A Brush With Nostalgia

Artist Cindy Rizza is reawakening American realism with poetic, nostalgic still lifes.
Studioshotii

Artist Cindy Rizza surrounded by her still lifes, including Blooming (oil on canvas, 38” x 60”).

The magic happens in an unassuming field at a friend’s farm in Southern New Hampshire.

Cindy Rizza pulls up in a pickup truck filled with chairs and a pile of blankets sourced from thrift stores or eBay. “I probably look a little crazy out there with the bugs, trying to create a composition with a background or mood that I like,” says the 40-year-old artist with a laugh.

She photographs her compositions — fabrics on an antique chair, sundresses hanging on a clothesline, a 1970s-era folding chair — to capture the light. Her preference is for a bold light source (having spent her school-age years in Maine, she notes Andrew Wyeth as a strong influence).

“I might take 200 photos in a day, and maybe I’ll get one painting out of it — it’s very hit or miss,” she admits. The next step in her creative process is to reassemble the objects in her studio, a quiet space above the garage in the Goffstown home she shares with her husband and two daughters.

Teatowels

Tea Towels (oil on linen, 24” x 30”).

Her paintings are typically life sized. Depending on the subject matter, they range from eight inches to four feet. They are realistic, with incredible detail (a large blanket stack painting takes on average about 150 hours, sometimes more). However, they fall short of hyper- or photorealism. “If you view my work up close, you can still see the brush strokes,” she says.

Rizza enjoys mixing patterns and textures and welcomes the challenge of capturing stitches and fuzz and shadowed folds. “I’m at that place in my career where I can figure out how to paint
something methodically, step by step. After thousands and thousands of hours of trial and error, I can confidently say that I’ve put in the time,” contends the artist, who received her BFA from the New Hampshire Institute of Art.

In choosing her subject matter, she is driven by her eye for nostalgia and by examining the comforts of home. Instead of the more typical vase of flowers or bowl of fruit, she opts for more domestic finds like antique chairs, dressers, china, afghans, quilts, doilies and tablecloths.

And while a handmade quilt or a vintage tablecloth presents as a warm, positive visual, Rizza points out that,
depending on the viewer’s perspective, her paintings can evoke sadness, discomfort and vulnerability in equal measure. Nostalgia triggers thoughts about the passage of time, redundancy, bygone
eras and lost loved ones.

Domestic

Domestic (24” x 24”, oil on linen) exemplifies Rizza’s exploration of the home as both sanctuary and boundary.

Placing these objects in a field, flanked by grasses, adds yet another layer of thematic complexity.

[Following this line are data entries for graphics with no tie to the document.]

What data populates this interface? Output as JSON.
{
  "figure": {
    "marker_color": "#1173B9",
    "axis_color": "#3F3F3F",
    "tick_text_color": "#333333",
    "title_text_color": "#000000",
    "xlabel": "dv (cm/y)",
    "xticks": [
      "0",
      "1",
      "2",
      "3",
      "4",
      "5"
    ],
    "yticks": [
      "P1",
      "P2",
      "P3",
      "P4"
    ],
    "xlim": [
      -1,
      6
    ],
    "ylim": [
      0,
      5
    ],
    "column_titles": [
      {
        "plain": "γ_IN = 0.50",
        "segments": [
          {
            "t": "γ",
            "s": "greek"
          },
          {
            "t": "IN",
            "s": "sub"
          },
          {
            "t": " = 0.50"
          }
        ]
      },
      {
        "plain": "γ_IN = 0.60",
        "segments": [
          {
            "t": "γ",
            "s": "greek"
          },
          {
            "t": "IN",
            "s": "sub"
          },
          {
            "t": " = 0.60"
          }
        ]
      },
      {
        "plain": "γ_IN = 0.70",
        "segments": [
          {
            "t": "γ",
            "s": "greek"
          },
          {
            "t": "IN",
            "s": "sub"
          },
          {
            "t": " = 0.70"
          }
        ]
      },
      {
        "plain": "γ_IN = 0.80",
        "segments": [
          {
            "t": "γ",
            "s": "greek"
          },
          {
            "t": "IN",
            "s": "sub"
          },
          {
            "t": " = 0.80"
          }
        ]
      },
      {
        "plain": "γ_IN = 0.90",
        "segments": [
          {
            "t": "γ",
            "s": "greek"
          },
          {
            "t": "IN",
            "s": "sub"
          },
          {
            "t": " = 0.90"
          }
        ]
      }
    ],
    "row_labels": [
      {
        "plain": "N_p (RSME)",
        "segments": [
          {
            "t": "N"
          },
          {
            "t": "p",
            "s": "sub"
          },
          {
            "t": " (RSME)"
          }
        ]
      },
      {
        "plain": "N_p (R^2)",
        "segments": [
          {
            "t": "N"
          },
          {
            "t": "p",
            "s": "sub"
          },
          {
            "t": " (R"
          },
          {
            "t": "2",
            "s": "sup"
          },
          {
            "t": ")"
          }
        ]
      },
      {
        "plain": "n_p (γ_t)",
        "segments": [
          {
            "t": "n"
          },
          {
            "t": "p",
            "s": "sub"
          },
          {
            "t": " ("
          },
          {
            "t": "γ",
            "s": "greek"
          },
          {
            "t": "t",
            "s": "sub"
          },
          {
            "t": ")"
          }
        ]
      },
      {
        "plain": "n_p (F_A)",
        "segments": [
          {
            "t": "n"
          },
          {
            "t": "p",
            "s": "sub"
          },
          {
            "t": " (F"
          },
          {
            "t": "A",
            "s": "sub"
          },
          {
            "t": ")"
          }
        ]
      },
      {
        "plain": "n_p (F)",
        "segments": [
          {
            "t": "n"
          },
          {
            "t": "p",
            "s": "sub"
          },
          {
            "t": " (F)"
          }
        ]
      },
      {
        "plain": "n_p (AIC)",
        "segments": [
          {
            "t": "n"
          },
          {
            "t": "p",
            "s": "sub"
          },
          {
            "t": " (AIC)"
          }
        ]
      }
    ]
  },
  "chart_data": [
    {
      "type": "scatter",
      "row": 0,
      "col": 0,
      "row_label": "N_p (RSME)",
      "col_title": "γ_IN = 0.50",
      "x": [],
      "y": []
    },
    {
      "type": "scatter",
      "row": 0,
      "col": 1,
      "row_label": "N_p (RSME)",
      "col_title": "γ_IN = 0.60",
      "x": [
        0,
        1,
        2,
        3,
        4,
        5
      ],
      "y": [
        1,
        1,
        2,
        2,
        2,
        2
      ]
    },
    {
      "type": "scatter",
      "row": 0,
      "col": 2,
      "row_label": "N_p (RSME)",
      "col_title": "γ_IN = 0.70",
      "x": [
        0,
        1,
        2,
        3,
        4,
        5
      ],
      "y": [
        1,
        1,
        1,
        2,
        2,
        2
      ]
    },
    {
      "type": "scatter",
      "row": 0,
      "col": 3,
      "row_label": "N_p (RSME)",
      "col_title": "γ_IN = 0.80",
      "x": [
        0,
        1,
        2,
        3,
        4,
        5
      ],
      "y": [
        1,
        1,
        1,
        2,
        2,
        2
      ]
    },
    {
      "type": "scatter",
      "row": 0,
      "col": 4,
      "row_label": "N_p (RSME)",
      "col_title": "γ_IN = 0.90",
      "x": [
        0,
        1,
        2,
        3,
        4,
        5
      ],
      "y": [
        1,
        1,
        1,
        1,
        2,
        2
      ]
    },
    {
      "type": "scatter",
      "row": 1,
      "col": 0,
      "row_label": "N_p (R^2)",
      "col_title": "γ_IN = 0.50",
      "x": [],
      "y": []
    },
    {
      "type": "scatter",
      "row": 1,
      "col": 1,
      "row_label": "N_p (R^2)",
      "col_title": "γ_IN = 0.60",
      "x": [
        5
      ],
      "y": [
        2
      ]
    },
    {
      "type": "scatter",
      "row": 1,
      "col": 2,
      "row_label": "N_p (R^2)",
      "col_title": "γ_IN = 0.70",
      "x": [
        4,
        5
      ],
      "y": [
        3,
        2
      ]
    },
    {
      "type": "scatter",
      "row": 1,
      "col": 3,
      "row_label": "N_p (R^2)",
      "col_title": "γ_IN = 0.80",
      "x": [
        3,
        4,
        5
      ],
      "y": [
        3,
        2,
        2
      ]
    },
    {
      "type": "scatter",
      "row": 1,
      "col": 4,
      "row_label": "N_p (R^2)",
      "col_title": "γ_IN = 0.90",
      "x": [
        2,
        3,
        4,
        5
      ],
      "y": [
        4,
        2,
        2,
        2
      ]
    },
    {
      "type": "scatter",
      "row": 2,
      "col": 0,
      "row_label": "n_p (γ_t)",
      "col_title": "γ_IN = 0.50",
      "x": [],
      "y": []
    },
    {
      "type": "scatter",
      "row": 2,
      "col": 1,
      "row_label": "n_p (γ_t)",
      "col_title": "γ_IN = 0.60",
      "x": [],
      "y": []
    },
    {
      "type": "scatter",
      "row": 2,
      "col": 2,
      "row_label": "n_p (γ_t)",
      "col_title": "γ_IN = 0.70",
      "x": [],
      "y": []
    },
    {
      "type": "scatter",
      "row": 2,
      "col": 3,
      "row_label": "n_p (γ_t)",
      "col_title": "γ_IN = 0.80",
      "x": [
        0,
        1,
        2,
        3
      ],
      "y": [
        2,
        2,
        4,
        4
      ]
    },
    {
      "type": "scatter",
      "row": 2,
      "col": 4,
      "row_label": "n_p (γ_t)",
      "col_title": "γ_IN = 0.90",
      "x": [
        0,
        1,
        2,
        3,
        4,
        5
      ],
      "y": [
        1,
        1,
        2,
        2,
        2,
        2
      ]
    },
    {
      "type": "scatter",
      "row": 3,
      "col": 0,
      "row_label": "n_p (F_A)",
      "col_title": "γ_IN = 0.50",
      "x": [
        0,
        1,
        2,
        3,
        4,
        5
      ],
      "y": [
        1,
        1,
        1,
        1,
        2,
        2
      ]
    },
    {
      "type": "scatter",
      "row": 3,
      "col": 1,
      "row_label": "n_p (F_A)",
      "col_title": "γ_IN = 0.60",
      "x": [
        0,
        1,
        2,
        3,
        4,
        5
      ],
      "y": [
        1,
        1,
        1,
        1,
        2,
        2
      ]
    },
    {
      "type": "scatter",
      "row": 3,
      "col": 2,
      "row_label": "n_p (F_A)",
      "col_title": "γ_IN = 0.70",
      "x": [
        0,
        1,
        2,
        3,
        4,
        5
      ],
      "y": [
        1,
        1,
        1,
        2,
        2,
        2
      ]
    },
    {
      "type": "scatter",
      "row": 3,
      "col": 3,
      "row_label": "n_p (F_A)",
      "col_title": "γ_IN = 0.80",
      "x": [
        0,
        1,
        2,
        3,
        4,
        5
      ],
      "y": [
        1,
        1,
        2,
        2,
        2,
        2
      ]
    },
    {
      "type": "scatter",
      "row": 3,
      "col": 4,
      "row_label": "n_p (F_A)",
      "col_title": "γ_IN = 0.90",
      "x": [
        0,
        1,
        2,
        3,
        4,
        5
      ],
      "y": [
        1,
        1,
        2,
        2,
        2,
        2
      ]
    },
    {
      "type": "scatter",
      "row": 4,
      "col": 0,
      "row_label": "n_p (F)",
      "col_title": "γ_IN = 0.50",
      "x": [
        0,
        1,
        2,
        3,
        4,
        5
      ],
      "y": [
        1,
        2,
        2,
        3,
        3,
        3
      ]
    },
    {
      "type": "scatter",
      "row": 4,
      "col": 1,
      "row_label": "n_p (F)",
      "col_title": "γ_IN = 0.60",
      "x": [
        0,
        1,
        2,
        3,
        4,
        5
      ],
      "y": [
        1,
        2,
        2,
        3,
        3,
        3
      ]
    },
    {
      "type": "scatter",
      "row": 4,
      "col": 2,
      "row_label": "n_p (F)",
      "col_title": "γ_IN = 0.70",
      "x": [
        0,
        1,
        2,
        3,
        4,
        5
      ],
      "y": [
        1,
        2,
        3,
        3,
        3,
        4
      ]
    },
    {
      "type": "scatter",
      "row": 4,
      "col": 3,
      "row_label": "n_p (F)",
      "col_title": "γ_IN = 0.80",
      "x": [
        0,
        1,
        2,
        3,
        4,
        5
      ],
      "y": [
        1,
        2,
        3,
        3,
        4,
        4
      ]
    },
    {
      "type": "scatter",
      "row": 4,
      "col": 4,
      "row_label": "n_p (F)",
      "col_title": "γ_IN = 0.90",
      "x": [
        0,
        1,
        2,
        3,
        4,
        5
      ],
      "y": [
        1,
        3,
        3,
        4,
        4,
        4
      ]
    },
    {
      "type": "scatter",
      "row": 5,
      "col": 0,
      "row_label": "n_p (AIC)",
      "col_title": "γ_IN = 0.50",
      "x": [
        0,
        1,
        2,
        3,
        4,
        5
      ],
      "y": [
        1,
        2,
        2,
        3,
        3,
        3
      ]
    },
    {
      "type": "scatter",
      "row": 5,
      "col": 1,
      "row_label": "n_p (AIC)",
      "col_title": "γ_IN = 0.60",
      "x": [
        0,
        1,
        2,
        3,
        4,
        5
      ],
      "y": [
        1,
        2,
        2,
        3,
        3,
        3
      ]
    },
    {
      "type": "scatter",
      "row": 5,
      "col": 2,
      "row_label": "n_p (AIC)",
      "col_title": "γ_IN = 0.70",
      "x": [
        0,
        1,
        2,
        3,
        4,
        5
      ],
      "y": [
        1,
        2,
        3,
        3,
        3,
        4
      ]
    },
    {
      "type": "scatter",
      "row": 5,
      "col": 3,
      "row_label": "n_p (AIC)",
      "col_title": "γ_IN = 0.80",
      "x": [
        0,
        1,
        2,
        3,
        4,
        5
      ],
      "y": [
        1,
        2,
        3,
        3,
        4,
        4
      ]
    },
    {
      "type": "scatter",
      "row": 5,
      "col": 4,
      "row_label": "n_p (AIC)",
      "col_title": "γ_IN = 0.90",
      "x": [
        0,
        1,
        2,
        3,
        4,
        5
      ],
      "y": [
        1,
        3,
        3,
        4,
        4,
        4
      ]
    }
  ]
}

As Rizza writes in her artist statement: “When juxtaposed with natural settings outside of their native interior habitats, these heirlooms transcend their functions to become identities in themselves, creating order and beauty in an unmanageable world.”

Her genius is that she uses time-worn materials to generate a contemporary and fresh body of still-life work. Not surprisingly, the international art world is taking notice. Just this past summer, Rizza showcased 24 works at a solo exhibition at Galerie Mokum in Amsterdam. She is also represented by George Billis Gallery in New York City.

She tends to work seasonally to give her creative self time to recharge. But her need to explore new ways of rendering still life pulses constantly through her mind. Rizza is happiest in that meadow, her collected objects in tow, ready for that next painting.